Chen Yu, Lippincott-Schwartz Jennifer
The Eugene Kennedy Shriver National Institute of Child Health and Human Development; National Institutes of Health; Bethesda, MD USA.
Small GTPases. 2013 Jul-Sep;4(3):193-7. doi: 10.4161/sgtp.26471. Epub 2013 Sep 12.
Understanding how glucose transporter isoform 4 (GLUT4) redistributes to the plasma membrane during insulin stimulation is a major goal of glucose transporter research. GLUT4 molecules normally reside in numerous intracellular compartments, including specialized storage vesicles and early/recycling endosomes. It is unclear how these diverse compartments respond to insulin stimulation to deliver GLUT4 molecules to the plasma membrane. For example, do they fuse with each other first or remain as separate compartments with different trafficking characteristics? Our recent live cell imaging studies are helping to clarify these issues. Using Rab proteins as specific markers to distinguish between storage vesicles and endosomes containing GLUT4, we demonstrate that it is primarily internal GLUT4 storage vesicles (GSVs) marked by Rab10 that approach and fuse at the plasma membrane and GSVs don't interact with endosomes on their way to the plasma membrane. These new findings add strong support to the model that GSV release from intracellular retention plays a major role in supplying GLUT4 molecules onto the PM under insulin stimulation.

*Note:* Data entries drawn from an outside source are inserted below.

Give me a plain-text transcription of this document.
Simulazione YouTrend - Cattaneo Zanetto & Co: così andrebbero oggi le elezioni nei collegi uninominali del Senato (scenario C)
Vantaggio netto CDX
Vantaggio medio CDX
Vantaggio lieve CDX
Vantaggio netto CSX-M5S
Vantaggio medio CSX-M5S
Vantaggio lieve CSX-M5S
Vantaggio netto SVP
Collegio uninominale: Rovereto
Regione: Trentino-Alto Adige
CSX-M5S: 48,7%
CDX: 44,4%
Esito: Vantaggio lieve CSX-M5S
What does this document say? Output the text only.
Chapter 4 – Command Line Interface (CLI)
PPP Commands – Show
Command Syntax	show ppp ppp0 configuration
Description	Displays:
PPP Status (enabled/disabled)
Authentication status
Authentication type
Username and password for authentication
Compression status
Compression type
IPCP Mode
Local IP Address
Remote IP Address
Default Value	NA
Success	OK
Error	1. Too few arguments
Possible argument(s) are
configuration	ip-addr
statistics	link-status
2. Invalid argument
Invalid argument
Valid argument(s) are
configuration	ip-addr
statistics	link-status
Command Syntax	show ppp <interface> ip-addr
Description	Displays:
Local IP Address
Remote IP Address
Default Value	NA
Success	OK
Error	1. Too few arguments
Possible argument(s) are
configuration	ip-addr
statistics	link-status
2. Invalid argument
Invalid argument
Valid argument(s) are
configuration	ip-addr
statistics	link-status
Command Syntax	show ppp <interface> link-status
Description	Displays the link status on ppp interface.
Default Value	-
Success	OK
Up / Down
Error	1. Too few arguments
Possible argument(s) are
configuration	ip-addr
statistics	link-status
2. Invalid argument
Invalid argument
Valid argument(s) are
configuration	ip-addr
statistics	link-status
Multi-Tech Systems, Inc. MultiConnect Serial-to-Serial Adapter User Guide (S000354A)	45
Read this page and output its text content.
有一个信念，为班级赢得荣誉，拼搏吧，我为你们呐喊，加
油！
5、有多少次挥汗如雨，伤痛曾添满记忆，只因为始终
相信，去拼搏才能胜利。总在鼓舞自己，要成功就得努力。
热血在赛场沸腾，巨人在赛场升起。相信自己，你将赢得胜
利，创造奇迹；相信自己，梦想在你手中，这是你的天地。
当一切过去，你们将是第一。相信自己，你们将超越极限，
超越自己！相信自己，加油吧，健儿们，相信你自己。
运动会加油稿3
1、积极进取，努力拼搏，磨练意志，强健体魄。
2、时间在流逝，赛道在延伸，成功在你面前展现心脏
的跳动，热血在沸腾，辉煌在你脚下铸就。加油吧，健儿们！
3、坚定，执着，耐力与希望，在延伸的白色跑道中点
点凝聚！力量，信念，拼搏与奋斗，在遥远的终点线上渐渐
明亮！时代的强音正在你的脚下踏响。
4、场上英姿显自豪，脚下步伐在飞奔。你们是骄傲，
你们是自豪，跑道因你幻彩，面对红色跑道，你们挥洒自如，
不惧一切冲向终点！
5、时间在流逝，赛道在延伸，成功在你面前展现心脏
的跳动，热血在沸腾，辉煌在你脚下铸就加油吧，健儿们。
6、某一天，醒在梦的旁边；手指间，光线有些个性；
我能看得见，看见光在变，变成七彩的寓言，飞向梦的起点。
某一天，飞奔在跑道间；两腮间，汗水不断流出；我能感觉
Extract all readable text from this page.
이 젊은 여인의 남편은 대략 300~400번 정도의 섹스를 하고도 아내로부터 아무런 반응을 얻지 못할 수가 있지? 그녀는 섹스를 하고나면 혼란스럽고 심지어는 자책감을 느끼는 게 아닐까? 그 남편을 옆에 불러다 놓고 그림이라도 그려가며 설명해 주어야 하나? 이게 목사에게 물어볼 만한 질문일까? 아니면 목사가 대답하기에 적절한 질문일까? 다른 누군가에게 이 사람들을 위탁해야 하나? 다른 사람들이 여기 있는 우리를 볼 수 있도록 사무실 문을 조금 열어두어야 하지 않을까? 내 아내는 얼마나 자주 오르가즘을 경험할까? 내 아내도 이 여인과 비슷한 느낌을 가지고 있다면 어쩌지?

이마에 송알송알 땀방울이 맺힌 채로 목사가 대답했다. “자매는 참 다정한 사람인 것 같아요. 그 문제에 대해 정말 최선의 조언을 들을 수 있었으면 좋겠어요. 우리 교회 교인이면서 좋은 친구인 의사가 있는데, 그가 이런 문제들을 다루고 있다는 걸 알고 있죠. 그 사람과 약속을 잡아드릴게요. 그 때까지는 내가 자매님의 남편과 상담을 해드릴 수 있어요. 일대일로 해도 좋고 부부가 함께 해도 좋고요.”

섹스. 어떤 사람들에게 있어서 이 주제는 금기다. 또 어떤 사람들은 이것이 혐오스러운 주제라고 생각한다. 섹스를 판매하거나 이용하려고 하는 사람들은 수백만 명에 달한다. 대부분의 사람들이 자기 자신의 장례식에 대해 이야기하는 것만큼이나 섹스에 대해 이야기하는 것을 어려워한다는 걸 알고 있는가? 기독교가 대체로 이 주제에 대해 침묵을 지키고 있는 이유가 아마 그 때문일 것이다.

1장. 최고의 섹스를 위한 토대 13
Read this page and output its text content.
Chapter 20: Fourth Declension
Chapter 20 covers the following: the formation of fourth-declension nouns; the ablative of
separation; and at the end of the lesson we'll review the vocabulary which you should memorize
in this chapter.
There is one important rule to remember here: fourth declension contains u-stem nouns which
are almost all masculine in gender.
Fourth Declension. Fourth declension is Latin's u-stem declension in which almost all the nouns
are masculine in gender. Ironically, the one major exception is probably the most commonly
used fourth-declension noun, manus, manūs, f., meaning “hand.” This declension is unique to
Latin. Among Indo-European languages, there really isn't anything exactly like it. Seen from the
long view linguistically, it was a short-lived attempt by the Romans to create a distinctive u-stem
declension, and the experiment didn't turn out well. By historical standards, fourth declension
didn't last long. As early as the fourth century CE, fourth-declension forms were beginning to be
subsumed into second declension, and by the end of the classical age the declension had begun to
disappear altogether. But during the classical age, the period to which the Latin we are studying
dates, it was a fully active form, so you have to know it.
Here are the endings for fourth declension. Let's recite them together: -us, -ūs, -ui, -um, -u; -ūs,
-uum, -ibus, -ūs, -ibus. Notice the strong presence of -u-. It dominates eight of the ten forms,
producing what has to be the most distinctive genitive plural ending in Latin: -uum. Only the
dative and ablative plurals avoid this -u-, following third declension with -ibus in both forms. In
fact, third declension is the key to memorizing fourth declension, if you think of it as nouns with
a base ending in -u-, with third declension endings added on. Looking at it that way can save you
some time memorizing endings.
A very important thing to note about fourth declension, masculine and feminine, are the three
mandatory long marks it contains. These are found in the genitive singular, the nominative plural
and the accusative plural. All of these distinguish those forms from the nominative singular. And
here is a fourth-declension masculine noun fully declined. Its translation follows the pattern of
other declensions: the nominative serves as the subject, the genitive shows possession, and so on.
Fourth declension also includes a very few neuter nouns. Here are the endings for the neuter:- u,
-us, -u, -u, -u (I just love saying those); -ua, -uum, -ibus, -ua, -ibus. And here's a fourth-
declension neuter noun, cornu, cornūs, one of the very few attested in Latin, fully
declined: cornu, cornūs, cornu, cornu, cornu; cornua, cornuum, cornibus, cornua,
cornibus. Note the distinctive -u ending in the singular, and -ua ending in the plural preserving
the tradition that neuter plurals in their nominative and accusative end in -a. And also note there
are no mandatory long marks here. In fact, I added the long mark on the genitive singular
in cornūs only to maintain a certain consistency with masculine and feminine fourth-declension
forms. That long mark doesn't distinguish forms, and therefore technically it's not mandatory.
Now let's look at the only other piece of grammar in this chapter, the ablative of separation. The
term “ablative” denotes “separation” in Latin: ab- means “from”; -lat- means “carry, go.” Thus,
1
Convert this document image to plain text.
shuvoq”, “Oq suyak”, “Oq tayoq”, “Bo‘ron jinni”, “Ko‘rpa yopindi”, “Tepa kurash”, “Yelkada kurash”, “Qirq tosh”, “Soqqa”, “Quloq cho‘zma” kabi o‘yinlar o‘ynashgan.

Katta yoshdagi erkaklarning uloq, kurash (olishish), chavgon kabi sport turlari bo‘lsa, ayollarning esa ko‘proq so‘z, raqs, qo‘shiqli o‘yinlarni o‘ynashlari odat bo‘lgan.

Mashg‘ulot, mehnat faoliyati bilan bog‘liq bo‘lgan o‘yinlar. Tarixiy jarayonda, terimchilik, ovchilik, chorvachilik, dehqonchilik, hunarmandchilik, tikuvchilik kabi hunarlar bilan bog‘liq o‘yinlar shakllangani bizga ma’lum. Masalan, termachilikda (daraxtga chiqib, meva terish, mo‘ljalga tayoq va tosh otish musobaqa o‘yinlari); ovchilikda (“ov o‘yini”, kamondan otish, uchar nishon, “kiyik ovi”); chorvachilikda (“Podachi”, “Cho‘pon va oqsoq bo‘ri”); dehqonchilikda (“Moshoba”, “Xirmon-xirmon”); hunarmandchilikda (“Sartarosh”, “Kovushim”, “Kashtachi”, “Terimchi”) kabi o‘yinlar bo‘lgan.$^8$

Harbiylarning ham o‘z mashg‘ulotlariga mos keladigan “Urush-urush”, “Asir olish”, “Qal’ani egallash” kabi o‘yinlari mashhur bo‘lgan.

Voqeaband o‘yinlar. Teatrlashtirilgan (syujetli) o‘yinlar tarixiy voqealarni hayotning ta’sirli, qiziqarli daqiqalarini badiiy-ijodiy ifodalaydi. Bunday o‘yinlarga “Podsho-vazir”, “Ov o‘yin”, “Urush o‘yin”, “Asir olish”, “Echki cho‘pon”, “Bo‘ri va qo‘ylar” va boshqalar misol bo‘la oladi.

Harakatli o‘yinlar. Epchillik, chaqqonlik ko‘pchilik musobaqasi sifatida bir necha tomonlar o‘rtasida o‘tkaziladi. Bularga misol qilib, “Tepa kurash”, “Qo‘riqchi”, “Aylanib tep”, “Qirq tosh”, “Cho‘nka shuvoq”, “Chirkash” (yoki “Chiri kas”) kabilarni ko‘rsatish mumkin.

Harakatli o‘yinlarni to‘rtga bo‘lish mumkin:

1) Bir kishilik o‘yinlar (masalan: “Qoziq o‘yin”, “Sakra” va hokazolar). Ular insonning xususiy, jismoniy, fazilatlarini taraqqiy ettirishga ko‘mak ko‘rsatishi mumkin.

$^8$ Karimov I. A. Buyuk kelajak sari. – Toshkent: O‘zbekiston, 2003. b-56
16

了解葡萄糖转运蛋白4(GLUT4)在胰岛素刺激下如何重新分布到质膜是葡萄糖转运蛋白研究的一个主要目标。GLUT4分子通常存在于众多细胞内区室中,包括特殊的储存囊泡和早期/循环内体。目前尚不清楚这些不同的区室如何响应胰岛素刺激,将GLUT4分子递送至质膜。例如,它们是先相互融合,还是作为具有不同运输特性的独立区室存在?我们最近的活细胞成像研究有助于阐明这些问题。使用Rab蛋白作为区分含有GLUT4的储存囊泡和内体的特异性标记,我们证明主要是由Rab10标记的细胞内GLUT4储存囊泡(GSV)接近并在质膜处融合,并且GSV在前往质膜的途中不与内体相互作用。这些新发现为以下模型提供了有力支持:在胰岛素刺激下,细胞内滞留的GSV释放对向质膜供应GLUT4分子起主要作用。